Friday, March 28, 2008

The Effects of a Foreclosure on a Credit Score

In December 2010, foreclosures were at some of the highest levels in years with 1 out of every 501 homes in foreclosure in the U.S., according to RealtyTrac. Foreclosure means your family will likely have to find a new place to live, but this could prove challenging, because your credit takes a massive hit after such a financial disaster.

Identification

    The effect of foreclosure on a credit score depends in large part on where your credit was before the foreclosure. Average-to-poor scores tend to take less of a hit, because the credit history already has several negative items. The Fair Isaac Corporation looked at their data in 2010 and found that a foreclosure dropped a score of 780 to the 620-to-640 range and a score of 680 to the 575-to-595 range.

Time Frame

    Like most bad items, foreclosure follows the seven-year reporting rule. Also, the foreclosure does the most damage during the first two years after the incident. After that, it is very possible to bring your score up enough to get a mortgage again.

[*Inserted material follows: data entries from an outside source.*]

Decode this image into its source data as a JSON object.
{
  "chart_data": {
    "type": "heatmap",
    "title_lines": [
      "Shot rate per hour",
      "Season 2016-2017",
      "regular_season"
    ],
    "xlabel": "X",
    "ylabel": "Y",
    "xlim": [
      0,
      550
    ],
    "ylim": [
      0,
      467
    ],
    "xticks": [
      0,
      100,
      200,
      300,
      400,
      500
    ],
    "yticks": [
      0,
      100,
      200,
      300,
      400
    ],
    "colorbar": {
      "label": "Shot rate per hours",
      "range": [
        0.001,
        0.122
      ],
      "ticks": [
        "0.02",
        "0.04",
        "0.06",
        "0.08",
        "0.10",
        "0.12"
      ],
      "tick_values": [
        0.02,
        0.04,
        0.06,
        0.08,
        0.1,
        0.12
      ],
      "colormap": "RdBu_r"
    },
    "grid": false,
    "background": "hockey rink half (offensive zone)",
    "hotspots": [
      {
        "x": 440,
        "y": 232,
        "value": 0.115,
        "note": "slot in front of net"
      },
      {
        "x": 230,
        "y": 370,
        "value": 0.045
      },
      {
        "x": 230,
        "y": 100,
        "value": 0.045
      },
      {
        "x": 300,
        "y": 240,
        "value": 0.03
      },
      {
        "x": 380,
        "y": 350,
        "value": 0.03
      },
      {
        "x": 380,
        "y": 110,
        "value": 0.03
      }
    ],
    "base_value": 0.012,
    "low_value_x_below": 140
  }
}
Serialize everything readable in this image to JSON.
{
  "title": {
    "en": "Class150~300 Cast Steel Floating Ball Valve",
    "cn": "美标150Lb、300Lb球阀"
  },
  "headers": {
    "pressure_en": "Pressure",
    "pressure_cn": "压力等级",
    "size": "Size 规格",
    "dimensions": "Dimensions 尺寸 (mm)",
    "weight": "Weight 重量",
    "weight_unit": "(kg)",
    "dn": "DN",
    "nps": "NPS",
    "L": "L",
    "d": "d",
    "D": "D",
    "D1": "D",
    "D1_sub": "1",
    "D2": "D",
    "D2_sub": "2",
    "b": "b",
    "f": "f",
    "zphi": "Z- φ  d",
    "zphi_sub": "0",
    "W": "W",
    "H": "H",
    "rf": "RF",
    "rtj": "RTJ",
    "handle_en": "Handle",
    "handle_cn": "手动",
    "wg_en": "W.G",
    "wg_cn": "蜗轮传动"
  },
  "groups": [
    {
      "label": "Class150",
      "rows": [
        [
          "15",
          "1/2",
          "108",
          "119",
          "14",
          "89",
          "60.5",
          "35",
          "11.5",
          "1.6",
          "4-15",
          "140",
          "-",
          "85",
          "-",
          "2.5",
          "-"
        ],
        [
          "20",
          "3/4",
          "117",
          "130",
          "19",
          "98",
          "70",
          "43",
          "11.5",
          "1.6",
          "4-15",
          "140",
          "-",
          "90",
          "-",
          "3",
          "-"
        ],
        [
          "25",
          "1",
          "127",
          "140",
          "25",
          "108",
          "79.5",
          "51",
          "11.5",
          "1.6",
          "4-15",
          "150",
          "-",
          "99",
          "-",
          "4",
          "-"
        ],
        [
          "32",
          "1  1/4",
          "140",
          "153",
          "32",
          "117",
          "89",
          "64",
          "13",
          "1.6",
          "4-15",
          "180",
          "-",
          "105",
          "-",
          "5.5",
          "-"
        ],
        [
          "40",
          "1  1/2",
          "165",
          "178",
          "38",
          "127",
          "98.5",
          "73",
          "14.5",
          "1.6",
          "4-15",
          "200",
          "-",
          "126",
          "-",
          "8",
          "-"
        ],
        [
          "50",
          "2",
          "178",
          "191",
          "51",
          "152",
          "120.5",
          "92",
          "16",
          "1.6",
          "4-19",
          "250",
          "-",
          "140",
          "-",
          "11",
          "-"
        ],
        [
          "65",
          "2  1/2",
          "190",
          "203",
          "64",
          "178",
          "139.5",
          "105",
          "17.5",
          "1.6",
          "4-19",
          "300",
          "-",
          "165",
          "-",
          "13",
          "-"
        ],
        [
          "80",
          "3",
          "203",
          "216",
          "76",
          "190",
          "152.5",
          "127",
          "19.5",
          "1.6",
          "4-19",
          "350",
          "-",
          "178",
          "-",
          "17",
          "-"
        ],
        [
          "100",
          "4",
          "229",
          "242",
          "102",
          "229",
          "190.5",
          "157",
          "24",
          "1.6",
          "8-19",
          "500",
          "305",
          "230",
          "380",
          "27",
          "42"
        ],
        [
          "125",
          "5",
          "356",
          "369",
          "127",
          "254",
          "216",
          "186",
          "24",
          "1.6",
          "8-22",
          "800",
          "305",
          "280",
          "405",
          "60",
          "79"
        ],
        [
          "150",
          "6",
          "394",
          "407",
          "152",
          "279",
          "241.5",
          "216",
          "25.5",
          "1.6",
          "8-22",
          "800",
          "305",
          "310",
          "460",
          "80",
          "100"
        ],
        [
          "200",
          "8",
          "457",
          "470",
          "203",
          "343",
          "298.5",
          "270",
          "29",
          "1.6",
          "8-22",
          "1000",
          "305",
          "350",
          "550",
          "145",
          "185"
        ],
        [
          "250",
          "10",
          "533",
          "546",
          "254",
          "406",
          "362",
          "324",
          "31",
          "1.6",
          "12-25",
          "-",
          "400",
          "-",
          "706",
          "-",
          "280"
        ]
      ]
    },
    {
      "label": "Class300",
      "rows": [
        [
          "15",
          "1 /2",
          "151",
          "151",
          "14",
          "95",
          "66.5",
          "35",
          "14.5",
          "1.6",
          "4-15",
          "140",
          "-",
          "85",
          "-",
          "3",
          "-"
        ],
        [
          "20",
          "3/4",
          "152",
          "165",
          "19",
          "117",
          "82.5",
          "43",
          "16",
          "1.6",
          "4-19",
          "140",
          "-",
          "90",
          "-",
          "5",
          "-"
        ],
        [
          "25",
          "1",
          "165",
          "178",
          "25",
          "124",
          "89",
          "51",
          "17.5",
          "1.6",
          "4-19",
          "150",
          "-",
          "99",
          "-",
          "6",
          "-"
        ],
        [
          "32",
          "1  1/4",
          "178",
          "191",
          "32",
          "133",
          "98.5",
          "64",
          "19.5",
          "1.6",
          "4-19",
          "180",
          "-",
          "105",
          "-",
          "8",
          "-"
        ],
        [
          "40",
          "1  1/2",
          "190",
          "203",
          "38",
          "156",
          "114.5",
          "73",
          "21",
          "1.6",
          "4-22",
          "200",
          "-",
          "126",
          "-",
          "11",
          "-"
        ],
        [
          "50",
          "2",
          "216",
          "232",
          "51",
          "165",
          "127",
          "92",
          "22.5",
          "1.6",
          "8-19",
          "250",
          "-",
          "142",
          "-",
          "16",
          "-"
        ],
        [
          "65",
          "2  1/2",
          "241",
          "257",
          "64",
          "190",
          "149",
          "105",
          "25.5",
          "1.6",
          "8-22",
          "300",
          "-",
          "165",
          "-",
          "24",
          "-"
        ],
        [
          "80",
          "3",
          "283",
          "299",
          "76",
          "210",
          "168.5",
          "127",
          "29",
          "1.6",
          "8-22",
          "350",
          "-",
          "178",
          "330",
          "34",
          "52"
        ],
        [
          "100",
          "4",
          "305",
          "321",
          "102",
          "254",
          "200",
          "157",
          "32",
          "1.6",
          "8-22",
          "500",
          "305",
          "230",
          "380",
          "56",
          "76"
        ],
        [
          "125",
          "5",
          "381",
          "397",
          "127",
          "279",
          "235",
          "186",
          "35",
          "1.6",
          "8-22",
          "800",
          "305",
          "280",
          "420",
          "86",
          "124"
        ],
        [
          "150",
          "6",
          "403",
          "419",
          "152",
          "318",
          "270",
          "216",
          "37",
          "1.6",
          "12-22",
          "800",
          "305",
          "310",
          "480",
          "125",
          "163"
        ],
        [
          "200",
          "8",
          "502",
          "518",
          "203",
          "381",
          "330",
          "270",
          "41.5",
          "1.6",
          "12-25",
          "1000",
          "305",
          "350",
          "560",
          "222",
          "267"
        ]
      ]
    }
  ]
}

Some states allow lenders to go after a deficient balance---when the foreclosure sale does not pay for the original mortgage. The lender could pursue a public judgment and add yet another bad item to your report.

Misconception

    Consumers often believe that a short-sale---where the borrower and bank agree to settle the mortgage for whatever the house can sell for---or giving the deed to the bank, called "deed in lieu of foreclosure," has a less noticeable impact on a credit score. This is not true. Although people that opt for a short-sale or "deed in lieu" may have good payment history leading up to this transaction, it is still a partial payment and a major mark on a credit report.

Tip

    Before letting a foreclosure happen, consider getting help from the federal Making Home Affordable program. This program tries to modify a mortgage to fit the borrower's income and has no effect on a score as long as you enter the program current on your payments. You could also sell the house yourself if you have enough equity to pay back the mortgage. Commit yourself to paying bills on time, reducing credit card debt and building new credit, such as with a collateral-backed card known as a secured card, and you can probably get another mortgage in two to four years even with a foreclosure on your record.